Officials Order Mandatory Evacuation in Southern California Over Mudslide Concerns
The National Weather Service in Los Angeles, together with Santa Barbara and Ventura County officials, has issued a mandatory evacuation order for potential flood regions for Tuesday, March 20. The preventative order comes in advance of what meteorologists anticipate to be the strongest storm to hit Southern California this season.
The mandatory evacuations will start at noon on Tuesday and last until Thursday at 5pm.
"We have no choice but do to this," Santa Barbara Sheriff Bill Brown said. "It's not worth risking lives to avoid evacuation."
The regions that are being evacuated are scarred with burn damage due to the recent wildfires that ripped through the area. The storm's flash flooding could cause potential dangerous debris flow from the area's burn scar. But, even without the recent topographical damage, the intensity of the predicted rainfall would be enough to trigger potential rock falls and mudslides.

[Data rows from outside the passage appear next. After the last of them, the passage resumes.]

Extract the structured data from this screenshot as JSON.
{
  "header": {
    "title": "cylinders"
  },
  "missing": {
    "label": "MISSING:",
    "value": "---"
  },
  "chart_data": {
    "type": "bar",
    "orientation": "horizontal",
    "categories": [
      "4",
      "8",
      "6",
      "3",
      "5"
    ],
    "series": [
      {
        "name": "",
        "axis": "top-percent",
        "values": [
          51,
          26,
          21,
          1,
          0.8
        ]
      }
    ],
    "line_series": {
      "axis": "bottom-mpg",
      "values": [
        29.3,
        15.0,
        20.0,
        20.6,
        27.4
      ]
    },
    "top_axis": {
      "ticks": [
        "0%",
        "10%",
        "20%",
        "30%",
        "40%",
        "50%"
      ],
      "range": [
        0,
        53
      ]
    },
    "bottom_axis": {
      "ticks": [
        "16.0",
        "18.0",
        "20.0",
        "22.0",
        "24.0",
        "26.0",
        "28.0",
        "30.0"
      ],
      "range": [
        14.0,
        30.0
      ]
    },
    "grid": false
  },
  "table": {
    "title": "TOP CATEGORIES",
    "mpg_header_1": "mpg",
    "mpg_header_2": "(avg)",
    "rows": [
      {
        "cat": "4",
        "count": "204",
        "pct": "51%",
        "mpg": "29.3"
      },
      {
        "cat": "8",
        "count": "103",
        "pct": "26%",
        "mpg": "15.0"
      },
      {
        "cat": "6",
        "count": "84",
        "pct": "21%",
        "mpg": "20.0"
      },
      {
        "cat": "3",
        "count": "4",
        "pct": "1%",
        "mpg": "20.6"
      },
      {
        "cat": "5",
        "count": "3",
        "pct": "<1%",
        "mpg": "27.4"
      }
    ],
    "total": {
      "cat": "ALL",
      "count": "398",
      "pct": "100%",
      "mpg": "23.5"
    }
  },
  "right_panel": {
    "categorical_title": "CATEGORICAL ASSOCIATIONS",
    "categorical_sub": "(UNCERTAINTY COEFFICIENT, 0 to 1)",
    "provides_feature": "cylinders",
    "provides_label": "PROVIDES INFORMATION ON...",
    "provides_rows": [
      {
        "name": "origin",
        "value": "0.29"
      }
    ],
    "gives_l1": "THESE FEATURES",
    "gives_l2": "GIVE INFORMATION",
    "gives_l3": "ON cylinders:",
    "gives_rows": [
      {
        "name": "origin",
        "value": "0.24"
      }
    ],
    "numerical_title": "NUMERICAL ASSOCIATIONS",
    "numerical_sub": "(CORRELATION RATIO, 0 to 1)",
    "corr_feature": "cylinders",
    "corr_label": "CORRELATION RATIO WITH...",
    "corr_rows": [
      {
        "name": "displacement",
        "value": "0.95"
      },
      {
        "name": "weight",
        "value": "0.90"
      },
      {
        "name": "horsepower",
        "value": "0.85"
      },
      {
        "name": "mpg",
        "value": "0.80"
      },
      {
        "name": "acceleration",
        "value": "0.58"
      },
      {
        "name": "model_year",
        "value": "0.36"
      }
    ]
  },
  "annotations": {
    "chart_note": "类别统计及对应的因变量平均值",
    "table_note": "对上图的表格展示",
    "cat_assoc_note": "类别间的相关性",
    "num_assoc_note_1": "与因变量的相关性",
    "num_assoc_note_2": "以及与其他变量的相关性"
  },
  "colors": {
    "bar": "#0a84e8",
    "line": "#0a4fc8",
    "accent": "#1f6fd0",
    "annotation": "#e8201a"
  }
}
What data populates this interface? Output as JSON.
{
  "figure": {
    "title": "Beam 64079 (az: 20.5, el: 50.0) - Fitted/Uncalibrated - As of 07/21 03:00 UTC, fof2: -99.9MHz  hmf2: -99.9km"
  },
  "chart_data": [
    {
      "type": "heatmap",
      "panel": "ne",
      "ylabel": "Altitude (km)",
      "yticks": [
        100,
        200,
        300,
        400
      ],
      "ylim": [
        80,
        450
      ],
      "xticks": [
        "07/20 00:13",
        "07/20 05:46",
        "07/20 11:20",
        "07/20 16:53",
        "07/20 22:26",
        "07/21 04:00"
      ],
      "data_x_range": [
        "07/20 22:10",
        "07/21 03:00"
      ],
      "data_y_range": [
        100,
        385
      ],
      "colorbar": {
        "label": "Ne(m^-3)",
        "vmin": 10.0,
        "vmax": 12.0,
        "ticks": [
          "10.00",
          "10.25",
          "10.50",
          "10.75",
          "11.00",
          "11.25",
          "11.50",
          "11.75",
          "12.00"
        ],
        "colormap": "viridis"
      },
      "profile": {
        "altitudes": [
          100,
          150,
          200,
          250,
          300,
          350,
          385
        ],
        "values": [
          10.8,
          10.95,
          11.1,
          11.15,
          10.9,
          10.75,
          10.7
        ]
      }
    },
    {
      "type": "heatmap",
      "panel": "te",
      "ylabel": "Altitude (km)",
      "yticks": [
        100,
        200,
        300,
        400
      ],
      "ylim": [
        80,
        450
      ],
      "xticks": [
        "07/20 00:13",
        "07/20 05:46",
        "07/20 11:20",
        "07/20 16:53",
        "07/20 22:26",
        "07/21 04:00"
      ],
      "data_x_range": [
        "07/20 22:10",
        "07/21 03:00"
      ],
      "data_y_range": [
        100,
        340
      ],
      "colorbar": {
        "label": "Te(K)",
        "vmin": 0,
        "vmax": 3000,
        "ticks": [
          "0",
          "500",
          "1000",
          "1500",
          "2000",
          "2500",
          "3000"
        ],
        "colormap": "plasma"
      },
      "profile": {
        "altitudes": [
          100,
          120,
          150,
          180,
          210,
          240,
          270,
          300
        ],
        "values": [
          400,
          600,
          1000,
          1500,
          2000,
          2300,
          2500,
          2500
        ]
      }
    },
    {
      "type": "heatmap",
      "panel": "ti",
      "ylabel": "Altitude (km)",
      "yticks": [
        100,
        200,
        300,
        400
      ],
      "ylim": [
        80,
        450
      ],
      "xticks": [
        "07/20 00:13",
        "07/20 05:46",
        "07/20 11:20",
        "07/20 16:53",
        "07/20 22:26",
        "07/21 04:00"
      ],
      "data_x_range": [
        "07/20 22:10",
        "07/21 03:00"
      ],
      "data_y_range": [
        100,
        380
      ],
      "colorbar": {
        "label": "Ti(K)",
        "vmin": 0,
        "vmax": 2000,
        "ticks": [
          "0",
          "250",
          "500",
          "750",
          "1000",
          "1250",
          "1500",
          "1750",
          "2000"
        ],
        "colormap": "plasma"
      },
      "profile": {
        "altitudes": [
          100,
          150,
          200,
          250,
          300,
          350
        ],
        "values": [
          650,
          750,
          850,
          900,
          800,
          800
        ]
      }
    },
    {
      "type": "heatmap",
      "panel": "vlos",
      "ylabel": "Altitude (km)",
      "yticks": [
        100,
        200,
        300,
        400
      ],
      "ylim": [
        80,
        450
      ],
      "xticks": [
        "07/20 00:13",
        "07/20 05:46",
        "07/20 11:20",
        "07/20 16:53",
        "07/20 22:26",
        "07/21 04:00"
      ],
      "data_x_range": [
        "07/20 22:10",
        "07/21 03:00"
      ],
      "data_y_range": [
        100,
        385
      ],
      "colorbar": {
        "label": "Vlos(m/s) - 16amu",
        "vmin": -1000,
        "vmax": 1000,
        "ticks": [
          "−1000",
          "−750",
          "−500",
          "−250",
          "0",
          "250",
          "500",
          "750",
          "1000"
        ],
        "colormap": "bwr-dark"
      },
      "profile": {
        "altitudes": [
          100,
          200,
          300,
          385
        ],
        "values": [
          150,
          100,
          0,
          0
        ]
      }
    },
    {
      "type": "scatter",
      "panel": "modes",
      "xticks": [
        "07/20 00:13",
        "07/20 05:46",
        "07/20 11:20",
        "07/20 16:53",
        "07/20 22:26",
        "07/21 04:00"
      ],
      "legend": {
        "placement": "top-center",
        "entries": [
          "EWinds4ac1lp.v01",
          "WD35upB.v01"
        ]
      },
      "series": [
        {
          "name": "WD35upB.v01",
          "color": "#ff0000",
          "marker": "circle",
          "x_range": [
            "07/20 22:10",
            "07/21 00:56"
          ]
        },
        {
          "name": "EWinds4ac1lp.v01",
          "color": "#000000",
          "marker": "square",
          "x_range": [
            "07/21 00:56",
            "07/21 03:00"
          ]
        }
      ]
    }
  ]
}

"We could experience localized flooding and road closures, which are not isolated to the burn areas. The threat of rock falls, mudslides and debris flow is high," said Rob Lewin, director of the Santa Barbara County Office of Emergency Management.
Santa Barbara County and the surrounding areas saw mudslides that killed at least 21 people earlier this year. In February, Santa Barbara County was evacuated due to risks of mudslides caused by a severe winter storm.
The incoming storm will sweep in from across the eastern Pacific Ocean and is expected to bring rainfall of up three-quarters of an inch per hour over large areas of southwest California. The rainfall could begin as early as Tuesday afternoon, and continue through late Thursday or early Friday, with five to 10 inches of total rainfall predicted in the foothills and mountains.
Residents of Santa Barbara and Ventura Counties should stay alert for updates on evacuation times and instructions for their respective areas.